October 4, 2006

Note to ISI: Please, dear god, stop trying to predict the Nobels

First, the facts related to the science Nobels:


ISI Predictions

  • Guth/Linde/Steinhardt
  • Fert/Gruenberg
  • Desurvire/Nakazawa/Payne

Actual Winner: Mather & Smoot

Medicine or Physiology

ISI Predictions

  • Chambon/Evans/Jensen
  • Jefferys
  • Capecchi/Evans/Smithies

Actual Winner: Fire & Mello


ISI Predictions

  • Marks
  • Evans/Ley
  • Crabtree/Scheiber

Actual Winner: Kornberg

Update: Economics

ISI Predictions

  • Bhagwati/Dixit/Krugman
  • Hart/Holmstrom/Williamson
  • Jorgenson

Actual Winner: Phelps

So, they got every single one completely wrong (Including the economics prize, not initially part of my post). Now, I don't think they do this bad every year with their predictions, but hopefull their completely, ridiculously, stupidly, ignorantly, shamefully awful performance this year will convince them that the science Nobels aren't awarded on the basis of citation analysis. The main point is that influence is not necessarily reflected in raw citation counts. Different fields and subfields can have varying scholarly communication & citation patterns that make it foolish to try and compare different scholars purely on the basis of citation counts.
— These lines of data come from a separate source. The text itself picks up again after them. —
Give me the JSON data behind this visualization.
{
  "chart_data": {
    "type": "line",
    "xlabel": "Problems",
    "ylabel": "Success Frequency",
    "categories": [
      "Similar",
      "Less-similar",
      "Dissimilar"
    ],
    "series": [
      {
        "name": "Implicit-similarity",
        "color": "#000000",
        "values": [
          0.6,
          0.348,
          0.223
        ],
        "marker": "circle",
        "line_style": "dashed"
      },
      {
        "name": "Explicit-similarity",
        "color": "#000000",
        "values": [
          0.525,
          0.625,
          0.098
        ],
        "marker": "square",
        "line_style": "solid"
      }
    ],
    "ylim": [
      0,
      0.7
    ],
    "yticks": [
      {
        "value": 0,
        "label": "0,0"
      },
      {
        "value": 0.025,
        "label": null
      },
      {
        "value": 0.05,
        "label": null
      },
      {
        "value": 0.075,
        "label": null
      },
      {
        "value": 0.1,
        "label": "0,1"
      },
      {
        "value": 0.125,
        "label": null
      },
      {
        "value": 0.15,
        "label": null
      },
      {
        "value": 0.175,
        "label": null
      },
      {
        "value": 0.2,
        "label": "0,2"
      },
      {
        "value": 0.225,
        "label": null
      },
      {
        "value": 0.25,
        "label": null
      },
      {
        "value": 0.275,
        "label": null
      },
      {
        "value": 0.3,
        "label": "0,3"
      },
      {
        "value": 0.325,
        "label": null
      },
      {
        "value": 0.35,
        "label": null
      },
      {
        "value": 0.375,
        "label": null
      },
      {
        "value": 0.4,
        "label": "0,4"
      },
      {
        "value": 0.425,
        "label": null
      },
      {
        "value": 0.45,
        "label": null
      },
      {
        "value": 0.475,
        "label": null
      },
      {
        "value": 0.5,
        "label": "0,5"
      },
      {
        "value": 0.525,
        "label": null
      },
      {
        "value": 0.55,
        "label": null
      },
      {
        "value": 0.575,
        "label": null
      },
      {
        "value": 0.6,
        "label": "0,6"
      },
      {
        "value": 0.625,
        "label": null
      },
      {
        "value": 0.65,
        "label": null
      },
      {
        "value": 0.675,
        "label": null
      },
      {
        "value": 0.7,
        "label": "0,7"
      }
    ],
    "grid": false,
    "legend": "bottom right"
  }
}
Citation counts do not equal impact. In the same way that librarians would not just use journal impact factors to make journal subscription decisions, I am sure that citation counts play next to no role in the Nobel Committees' decisions.

Please, please, bibliometrics is a good and useful pursuit that can tell us many things. Don't try and tell us that it's any good at measuring true research impact (or true research quality, anymore than the literature prize should be decided by book sales), you only damage your own credibility.